Businesses with budgets can spend money on media buys, giving them immediate data to utilize in their other marketing efforts. For example, does the phrase "Lil Wayne Music" result in sales of Lil Wayne music from paid search? If so, maybe we should optimize for that phrase to benefit from free, organic traffic.

Finally, understand your success metrics and have analytics in place to be able to know if things are working or not. I've worked with so many companies who don't have a solid grasp on what metrics matter to them. It's not just about measuring revenue and ROI, either. Pay attention to both micro and macro conversion events so that you can properly optimize your campaigns and conversion funnels. A micro conversion event might be a Like on a piece of content on Facebook. A macro conversion event would be a sale or a download of a white paper. How did that like on Facebook effect the download of the white paper 4 steps later?
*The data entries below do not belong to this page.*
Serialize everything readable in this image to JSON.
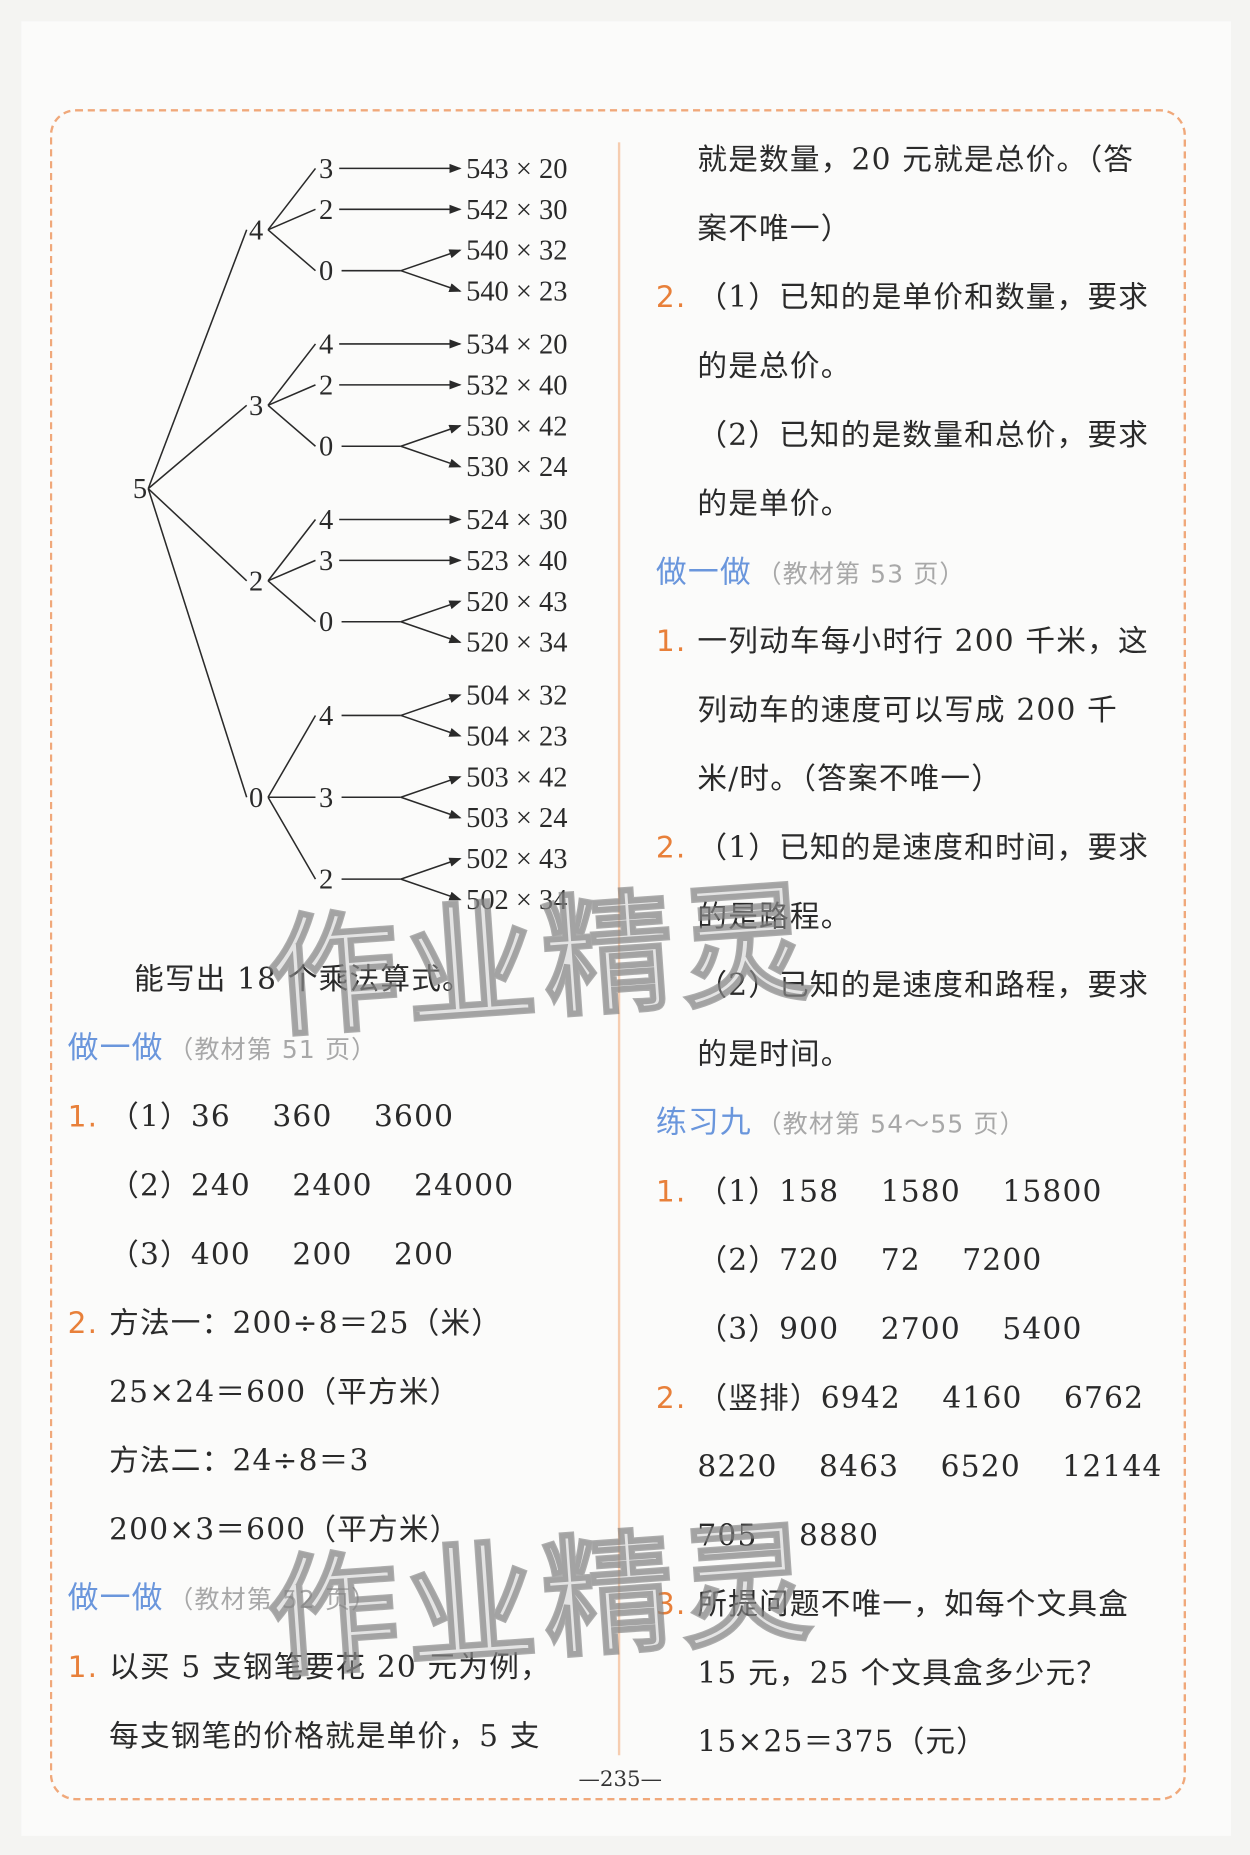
{
  "colors": {
    "number": "#e8803a",
    "heading": "#6a96dc",
    "subheading": "#a8a8a8",
    "frame": "#f0a87a"
  },
  "tree": {
    "root": "5",
    "branches": [
      {
        "label": "4",
        "children": [
          {
            "label": "3",
            "results": [
              "543 × 20"
            ]
          },
          {
            "label": "2",
            "results": [
              "542 × 30"
            ]
          },
          {
            "label": "0",
            "results": [
              "540 × 32",
              "540 × 23"
            ]
          }
        ]
      },
      {
        "label": "3",
        "children": [
          {
            "label": "4",
            "results": [
              "534 × 20"
            ]
          },
          {
            "label": "2",
            "results": [
              "532 × 40"
            ]
          },
          {
            "label": "0",
            "results": [
              "530 × 42",
              "530 × 24"
            ]
          }
        ]
      },
      {
        "label": "2",
        "children": [
          {
            "label": "4",
            "results": [
              "524 × 30"
            ]
          },
          {
            "label": "3",
            "results": [
              "523 × 40"
            ]
          },
          {
            "label": "0",
            "results": [
              "520 × 43",
              "520 × 34"
            ]
          }
        ]
      },
      {
        "label": "0",
        "children": [
          {
            "label": "4",
            "results": [
              "504 × 32",
              "504 × 23"
            ]
          },
          {
            "label": "3",
            "results": [
              "503 × 42",
              "503 × 24"
            ]
          },
          {
            "label": "2",
            "results": [
              "502 × 43",
              "502 × 34"
            ]
          }
        ]
      }
    ]
  },
  "left_column": [
    {
      "text": "能写出 18 个乘法算式。",
      "indent": true
    },
    {
      "heading": "做一做",
      "sub": "（教材第 51 页）"
    },
    {
      "num": "1.",
      "text": "（1）36　 360　 3600"
    },
    {
      "text": "（2）240　 2400　 24000"
    },
    {
      "text": "（3）400　 200　 200"
    },
    {
      "num": "2.",
      "text": "方法一：200÷8＝25（米）"
    },
    {
      "text": "25×24＝600（平方米）"
    },
    {
      "text": "方法二：24÷8＝3"
    },
    {
      "text": "200×3＝600（平方米）"
    },
    {
      "heading": "做一做",
      "sub": "（教材第 52 页）"
    },
    {
      "num": "1.",
      "text": "以买 5 支钢笔要花 20 元为例，"
    },
    {
      "text": "每支钢笔的价格就是单价，5 支"
    }
  ],
  "right_column": [
    {
      "text": "就是数量，20 元就是总价。（答"
    },
    {
      "text": "案不唯一）"
    },
    {
      "num": "2.",
      "text": "（1）已知的是单价和数量，要求"
    },
    {
      "text": "的是总价。"
    },
    {
      "text": "（2）已知的是数量和总价，要求"
    },
    {
      "text": "的是单价。"
    },
    {
      "heading": "做一做",
      "sub": "（教材第 53 页）"
    },
    {
      "num": "1.",
      "text": "一列动车每小时行 200 千米，这"
    },
    {
      "text": "列动车的速度可以写成 200 千"
    },
    {
      "text": "米/时。（答案不唯一）"
    },
    {
      "num": "2.",
      "text": "（1）已知的是速度和时间，要求"
    },
    {
      "text": "的是路程。"
    },
    {
      "text": "（2）已知的是速度和路程，要求"
    },
    {
      "text": "的是时间。"
    },
    {
      "heading": "练习九",
      "sub": "（教材第 54～55 页）"
    },
    {
      "num": "1.",
      "text": "（1）158　 1580　 15800"
    },
    {
      "text": "（2）720　 72　 7200"
    },
    {
      "text": "（3）900　 2700　 5400"
    },
    {
      "num": "2.",
      "text": "（竖排）6942　 4160　 6762"
    },
    {
      "text": "8220　 8463　 6520　 12144"
    },
    {
      "text": "705　 8880"
    },
    {
      "num": "3.",
      "text": "所提问题不唯一，如每个文具盒"
    },
    {
      "text": "15 元，25 个文具盒多少元？"
    },
    {
      "text": "15×25＝375（元）"
    }
  ],
  "page_number": "—235—",
  "watermark": "作业精灵"
}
So, inside info...what do you think is the next big emerging trend in the digital and cultural arena that Startacus members should keep an eye out for?

Professional exchange & co-working. The concept of co-working is still relatively new in many parts of the world. However, this is influencing work and the team dynamic in general. I think we'll see more professional exchanges across communities and across geography, not only amongst freelancers, but also established employees of large companies.